Слова лились из него словно бусинки, нанизанные на длинную
мысль, тон предложения к последнему слову забавно повышался.
Мягкость произношения и звук по-змеиному шипящих букв
завораживали.
— Было у мамы два сына, один умный, второй — Шурик… — не
унимались помощники, переходя на личность пилота.
— И это мои товарищи? Тогда что такое фашисты? И не надо про
второго сына, вы делаете мне обидно.
Похоже, такая перепалка здесь вроде традиции.
Когда мне нужно добавить себе возраста и солидности, я
расправляю плечи и тянусь макушкой вверх, чуть на цыпочки не встаю.
Тома без раздумий поступила так же.
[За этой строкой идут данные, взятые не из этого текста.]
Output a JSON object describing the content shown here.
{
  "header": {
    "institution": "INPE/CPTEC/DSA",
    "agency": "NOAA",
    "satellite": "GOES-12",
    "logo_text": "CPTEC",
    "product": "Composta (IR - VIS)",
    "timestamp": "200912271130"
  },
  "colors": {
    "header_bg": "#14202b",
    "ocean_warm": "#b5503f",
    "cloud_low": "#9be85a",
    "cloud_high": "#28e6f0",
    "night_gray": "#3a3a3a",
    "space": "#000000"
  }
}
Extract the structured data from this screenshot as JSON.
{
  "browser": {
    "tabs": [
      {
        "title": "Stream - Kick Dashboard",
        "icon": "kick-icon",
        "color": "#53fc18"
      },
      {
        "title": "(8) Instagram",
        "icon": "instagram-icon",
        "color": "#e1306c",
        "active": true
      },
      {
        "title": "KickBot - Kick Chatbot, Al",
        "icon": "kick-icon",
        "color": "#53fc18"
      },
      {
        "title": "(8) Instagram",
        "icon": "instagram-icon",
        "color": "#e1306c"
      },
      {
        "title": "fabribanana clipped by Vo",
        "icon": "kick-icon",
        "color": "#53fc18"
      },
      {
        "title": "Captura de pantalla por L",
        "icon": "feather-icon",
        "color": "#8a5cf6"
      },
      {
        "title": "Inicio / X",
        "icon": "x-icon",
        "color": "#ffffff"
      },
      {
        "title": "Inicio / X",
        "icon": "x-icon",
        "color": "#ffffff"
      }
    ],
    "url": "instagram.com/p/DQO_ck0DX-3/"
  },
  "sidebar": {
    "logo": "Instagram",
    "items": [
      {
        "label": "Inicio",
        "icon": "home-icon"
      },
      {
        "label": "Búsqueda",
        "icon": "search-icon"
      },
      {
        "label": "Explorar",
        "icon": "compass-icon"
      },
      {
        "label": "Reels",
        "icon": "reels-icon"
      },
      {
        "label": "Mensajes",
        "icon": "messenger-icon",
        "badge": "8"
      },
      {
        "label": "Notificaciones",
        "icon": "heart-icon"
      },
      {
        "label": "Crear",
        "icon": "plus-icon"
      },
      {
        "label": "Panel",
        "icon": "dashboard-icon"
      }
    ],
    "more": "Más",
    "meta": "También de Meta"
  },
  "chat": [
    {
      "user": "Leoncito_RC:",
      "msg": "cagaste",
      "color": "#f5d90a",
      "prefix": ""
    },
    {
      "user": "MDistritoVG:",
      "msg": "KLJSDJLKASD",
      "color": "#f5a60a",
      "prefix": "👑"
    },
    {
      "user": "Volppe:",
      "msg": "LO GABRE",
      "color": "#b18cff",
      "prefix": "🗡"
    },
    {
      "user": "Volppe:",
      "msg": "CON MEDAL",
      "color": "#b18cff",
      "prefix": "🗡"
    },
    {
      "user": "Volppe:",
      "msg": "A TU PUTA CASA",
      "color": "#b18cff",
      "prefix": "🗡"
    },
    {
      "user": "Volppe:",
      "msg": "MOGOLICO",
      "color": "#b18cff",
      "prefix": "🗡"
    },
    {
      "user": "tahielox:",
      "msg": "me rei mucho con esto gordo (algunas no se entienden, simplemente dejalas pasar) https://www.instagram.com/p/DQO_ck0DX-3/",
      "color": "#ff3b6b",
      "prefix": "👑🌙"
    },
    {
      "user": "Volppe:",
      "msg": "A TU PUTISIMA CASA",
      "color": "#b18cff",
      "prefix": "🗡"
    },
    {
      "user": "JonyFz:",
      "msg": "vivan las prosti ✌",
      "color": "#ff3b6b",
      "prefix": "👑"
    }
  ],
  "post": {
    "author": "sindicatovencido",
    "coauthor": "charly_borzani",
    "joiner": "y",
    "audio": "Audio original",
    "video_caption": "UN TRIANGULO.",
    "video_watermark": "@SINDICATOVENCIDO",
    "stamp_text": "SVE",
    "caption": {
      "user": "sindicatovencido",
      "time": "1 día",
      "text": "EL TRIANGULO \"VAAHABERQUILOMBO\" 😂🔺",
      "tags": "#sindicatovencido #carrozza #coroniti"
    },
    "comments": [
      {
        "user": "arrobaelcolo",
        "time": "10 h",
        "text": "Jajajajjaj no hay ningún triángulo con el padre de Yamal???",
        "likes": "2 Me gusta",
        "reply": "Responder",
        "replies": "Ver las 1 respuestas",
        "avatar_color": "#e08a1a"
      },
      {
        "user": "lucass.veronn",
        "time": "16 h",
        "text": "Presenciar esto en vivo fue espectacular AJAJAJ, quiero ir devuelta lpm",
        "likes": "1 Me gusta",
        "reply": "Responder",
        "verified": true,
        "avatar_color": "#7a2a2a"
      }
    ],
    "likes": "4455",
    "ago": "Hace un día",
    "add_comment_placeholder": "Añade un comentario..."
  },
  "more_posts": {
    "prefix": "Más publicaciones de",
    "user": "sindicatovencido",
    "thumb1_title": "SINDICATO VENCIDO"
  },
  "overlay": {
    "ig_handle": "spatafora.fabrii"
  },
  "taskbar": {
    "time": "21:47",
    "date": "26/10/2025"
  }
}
Выперла все, чем природа
одарила, острый нос — вверх, взгляд — «щас плюну».
— Умничка, держи фасон и все будет в ажуре, — с вежливым
снисхождением принял пилот ее потуги. — Таки да, пятнадцать — очень
много. А нам главное, чтобы до восьмидесяти пяти.
— Лет?!
— Килограмм. Или инструктаж между ушей не отпечатался? Таки
лучше сразу везде вести себя правильно, чем потом с-под низу
любоваться прекрасной природой кладбища.
Еще раз, ничуть не скрываясь, похожий на мультяшного персонажа с
пропеллером упитанный пилот просканировал взглядом Томину фигурку,
еще не полноценно женскую, но с моей точки зрения идеальную:
по-мальчишески крепкую, подтянутую, что особенно здорово смотрелась
в ярко-алой спортивной форме. Оценивал? Мне показалось так.
Настаивать не буду, возможно, он проверял соответствие одежды
полету.
— Я готова.
Тома действительно была готова — сожрать визави с потрохами.
— Тогда хватит утюжить клешем булыжник, подгребайте к нашей
цацке.
Направляя и поддерживая Тому за талию, самонавязанный кавалер
переместил ее ближе к дельтаплану.
— Как вы догадались, я из Одессы. — Стукнув каблуками, рыжий
пилот лихо козырнул. — Позвольте представиться, Александр, он же
Шурик, он же Алик, он же Саша, он же Саня, он же, если приспичит,
Искандер Двурогий.
— Какой?! — не сдержалась Тома, прыснув в мою сторону: — Слышал,
Чапа?
Я завидовал ее умению мгновенно преображаться: из гнева — в
серьезность, оттуда — в заразную для окружающих смешливость,
заставляя ответно улыбаться всех, включая таких, кто не только не
собирался, но даже думал, что не умеет.